The Textile Exchange has just released a new study proving that organic cotton causes less environmental damage than conventional cotton. The extensive study revealed the effects of the organic cotton supply chain on factors like global warming, soil erosion, energy demand and water use. Data collected from the top cotton producing countries have shown that organic cotton is significantly better for the environment across the board.
Textile Exchange has long supported the production of organic cotton, but this study shows the actual data to convince the world of its incredible benefit over conventional cotton. The study tracked the lifecycle of cotton and global production from the top five cotton producing countries who produce almost all of the world’s cotton; India, China, Turkey, Tanzania and the United States. The Textile Exchange’s research began with the farmers, and continued through the entire organic supply chain including cotton ginners, spinners, brands, retails and consumers themselves.
Their findings were remarkable. Compared to data collected on conventional cotton, the Textile Exchange found that organic cotton compared to conventional has 46% reduced global warming potential, 70% less acidification potential, 26% reduced soil erosion, 62% reduced primary energy demand, and a whopping 91% reduced blue water consumption.
Textile Exchange embarked on this study to meet the growing need for data that verifies the benefits of organic cotton, to encourage eco-conscious retailers to abolish the purchase of conventional cotton, and to support the clearly superior, sustainable organic cotton supply chain.

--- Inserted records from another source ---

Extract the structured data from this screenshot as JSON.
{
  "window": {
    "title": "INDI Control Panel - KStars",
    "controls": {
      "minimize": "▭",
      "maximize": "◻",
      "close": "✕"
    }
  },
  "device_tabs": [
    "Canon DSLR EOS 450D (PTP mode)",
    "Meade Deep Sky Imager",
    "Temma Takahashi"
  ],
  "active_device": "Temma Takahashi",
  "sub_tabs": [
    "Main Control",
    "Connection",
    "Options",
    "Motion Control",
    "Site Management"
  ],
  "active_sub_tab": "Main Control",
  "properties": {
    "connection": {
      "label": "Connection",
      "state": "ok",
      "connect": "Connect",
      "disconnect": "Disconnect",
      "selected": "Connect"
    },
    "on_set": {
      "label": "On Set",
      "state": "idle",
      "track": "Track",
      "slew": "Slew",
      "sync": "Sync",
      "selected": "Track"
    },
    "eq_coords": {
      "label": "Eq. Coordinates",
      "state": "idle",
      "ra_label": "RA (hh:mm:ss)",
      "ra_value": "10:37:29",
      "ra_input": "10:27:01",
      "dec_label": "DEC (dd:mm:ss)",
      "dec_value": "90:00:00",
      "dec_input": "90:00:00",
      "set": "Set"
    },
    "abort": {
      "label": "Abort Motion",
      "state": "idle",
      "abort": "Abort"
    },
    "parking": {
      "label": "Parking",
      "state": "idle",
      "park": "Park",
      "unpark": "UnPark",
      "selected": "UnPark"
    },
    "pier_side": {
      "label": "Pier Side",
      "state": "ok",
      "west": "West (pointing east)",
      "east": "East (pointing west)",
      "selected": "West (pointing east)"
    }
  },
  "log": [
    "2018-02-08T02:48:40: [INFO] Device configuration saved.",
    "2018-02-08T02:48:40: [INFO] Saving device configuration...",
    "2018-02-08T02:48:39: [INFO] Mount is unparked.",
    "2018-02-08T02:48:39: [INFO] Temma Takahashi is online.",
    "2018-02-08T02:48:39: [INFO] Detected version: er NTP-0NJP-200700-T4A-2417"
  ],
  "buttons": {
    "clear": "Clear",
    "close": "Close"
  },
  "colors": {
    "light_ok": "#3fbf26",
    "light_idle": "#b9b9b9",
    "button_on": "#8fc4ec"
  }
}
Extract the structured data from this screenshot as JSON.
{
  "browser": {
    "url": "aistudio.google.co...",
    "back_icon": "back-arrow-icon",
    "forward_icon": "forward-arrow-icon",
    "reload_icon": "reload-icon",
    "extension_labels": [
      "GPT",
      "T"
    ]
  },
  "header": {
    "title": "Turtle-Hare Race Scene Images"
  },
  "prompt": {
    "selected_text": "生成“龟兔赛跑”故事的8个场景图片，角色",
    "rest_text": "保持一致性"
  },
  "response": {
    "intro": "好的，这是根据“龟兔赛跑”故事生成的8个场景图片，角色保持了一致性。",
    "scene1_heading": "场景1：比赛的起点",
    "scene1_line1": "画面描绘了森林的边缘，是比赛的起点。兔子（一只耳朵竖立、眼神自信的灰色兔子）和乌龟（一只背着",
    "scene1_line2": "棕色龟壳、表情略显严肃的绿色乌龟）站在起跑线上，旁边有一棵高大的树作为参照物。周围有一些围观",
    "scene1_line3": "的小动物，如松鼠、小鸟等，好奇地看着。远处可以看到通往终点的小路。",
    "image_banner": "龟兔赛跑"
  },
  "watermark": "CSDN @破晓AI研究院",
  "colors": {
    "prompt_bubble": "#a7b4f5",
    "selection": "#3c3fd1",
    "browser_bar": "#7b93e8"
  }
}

“The release of the Organic Cotton LCA marks a turning point for the organic cotton sector as a whole,” said La Rhea Pepper, Managing Director of Textile Exchange. “For 12 years, we have been promoting the benefits of organic cotton. This study allows us to show the quantitative data that supports what we already know – that organic cotton is much better for our environment than conventional cotton. This information is empowering for the people and organizations along the organic cotton supply chain, including farmers, cotton ginners, spinners, brands and retailers and all the way to the consumer level. Making a commitment to grow, manufacture, and use organic cotton in our textiles is also making a commitment to improve our water, soil and air.”